Effective interdisciplinarity is difficult to achieve. Many professors have taught in the traditional, intradisciplinary method long before YU adopted the Core, and they are uninterested in changing their style. Additionally, interdisciplinarity by definition requires expertise in at least two fields, while most professors only have one area of expertise – the one in which they hold a PhD. Financial difficulties also pose a significant problem. According to a Commentator article from last year, Dean Joanne Jacobson acknowledged that cross-listing was created in part due to YU’s precarious financial situation, though she maintained that there are positive benefits to having core classes cross-listed with major classes. As a result, it seems that YU is forced to balance its resources between the Core and the majors.

Yet despite all of the above the Core can still achieve effective interdisciplinarity. Although YU obviously does not have the resources for a “humanities institute” – a distinctive institutional space for interdisciplinary collaboration – there are various ways YU can improve the Core’s interdisciplinarity. For example, YU can encourage professors from different fields to co-teach courses. Co-teaching can bridge the gap between two disciplines and offer courses an additional perspective. As Harvard historian Jill Lepore points out, “Co-teaching can make a subject more accessible to students. When two accomplished academics debate, they see that a subject can be approached from multiple angles.”

Similarly, YU can create interdisciplinary writing courses by encouraging professors from various departments to teach courses devoted toward the writing of their particular fields. A history professor could teach historiography, the art of historical writing. A science professor can teach students how to adapt research into articles for scientific journals. Almost every discipline requires proficiency in research and writing, and many have specific styles, methods, and conventions that govern their literatures. Not only would such courses be interdisciplinary, but they would also bolster YU’s writing minor.

Actually, YU is developing a similar initiative called “Writing Intensive” (WI). Starting next semester, the YC Core will require students to complete one course designated as WI. According to the Core’s official webpage, WI courses will articulate the “role of writing in that discipline” as well as approaches to research and use of sources. However, the WI requirements are minimal, consisting of at least “one substantial assignment appropriate to the discipline” and “one class period addressing students’ writing.” My suggestion, on the other hand, envisions rigorous courses devoted specifically toward the writing of particular disciplines.

Finally, foreign languages could serve as another possible avenue for improvement. Although French and Spanish courses fulfill Core requirements, no such option exists for any other language. Under the old curriculum, Greek, Latin, Arabic, and Yiddish fulfilled a humanities requirement; now, under the Core, they only count as electives. Because students do not have time to take courses that do not fulfill general requirements, registration in such language courses has significantly decreased, causing YU to shift its funding elsewhere.
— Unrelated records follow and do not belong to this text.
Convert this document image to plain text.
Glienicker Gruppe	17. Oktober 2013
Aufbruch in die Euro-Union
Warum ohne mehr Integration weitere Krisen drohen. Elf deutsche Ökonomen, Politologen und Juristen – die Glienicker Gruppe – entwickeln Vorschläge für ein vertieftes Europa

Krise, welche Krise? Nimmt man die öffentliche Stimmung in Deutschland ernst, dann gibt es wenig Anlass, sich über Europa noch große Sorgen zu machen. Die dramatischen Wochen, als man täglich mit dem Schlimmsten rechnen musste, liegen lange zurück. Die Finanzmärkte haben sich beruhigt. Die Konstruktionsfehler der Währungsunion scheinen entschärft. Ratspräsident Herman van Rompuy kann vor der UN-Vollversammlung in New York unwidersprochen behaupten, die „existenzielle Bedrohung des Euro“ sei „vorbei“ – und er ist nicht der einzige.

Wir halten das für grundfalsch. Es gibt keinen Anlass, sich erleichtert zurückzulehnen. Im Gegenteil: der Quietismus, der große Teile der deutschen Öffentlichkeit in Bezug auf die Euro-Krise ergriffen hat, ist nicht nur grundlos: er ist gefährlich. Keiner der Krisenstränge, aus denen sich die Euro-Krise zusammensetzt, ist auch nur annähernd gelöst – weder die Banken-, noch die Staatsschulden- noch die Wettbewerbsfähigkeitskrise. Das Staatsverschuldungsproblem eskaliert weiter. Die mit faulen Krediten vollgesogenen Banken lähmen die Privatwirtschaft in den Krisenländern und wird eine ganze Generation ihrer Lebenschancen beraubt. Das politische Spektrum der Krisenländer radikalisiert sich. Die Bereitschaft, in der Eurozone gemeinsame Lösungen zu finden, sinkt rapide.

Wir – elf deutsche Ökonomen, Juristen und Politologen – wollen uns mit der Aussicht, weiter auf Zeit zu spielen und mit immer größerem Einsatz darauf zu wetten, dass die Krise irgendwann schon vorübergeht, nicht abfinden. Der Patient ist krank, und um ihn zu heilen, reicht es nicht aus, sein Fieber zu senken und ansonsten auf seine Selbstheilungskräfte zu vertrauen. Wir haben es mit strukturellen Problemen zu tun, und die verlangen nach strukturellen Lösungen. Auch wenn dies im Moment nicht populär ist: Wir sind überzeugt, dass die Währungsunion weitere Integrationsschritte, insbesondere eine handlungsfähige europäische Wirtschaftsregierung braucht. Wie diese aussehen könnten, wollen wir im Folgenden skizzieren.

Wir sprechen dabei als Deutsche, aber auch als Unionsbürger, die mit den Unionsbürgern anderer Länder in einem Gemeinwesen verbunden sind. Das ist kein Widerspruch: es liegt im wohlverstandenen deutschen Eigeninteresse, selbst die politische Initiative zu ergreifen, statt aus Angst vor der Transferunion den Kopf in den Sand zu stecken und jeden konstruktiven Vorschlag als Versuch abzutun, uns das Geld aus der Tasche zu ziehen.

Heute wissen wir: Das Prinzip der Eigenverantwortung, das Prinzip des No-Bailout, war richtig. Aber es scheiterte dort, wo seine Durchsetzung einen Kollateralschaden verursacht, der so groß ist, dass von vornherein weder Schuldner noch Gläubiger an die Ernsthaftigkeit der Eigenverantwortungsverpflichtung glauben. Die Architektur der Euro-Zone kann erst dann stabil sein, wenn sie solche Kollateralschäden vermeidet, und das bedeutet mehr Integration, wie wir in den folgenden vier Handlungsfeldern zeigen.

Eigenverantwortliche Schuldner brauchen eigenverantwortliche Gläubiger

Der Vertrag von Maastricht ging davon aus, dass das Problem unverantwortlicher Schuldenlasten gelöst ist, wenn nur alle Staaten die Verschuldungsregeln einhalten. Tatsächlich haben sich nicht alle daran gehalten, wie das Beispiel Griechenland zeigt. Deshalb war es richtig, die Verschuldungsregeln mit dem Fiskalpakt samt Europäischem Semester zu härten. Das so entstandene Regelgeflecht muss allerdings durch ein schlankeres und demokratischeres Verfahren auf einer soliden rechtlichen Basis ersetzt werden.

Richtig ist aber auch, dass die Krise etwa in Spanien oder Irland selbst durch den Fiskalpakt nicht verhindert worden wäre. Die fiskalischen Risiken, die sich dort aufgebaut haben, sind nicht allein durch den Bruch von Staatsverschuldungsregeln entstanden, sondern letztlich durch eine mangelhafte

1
By preserving French and Spanish through the Core, YU effectively killed these other languages. Why not restore the study of these languages by allowing them to fulfill Core requirements?

Professors of such languages can create interdisciplinary courses focusing on issues such as literary history, cultural studies, and the art of translation. For example, YU used to offer a course called “Greek Myths & Their Influence,” an introductory survey course on Greek mythology that drew upon multiple disciplines, including folklore study, archaeology, classical literature, and contemporary adaptation. Although Prof. Rachel Mesch does teach interdisciplinary French courses – such as “France and its Others” (CUOT) and “Parisian Views” (INTC) – YU does not offer such courses for other languages.

I urge the administration to uphold the Core’s mission statement. What exists in theory must also manifest itself in practice. Given the vast amount of time, thought, and resources YU has spent on creating the Core, YU must ensure that the Core remains a worthy investment. Although the Core is not interdisciplinary, it can be.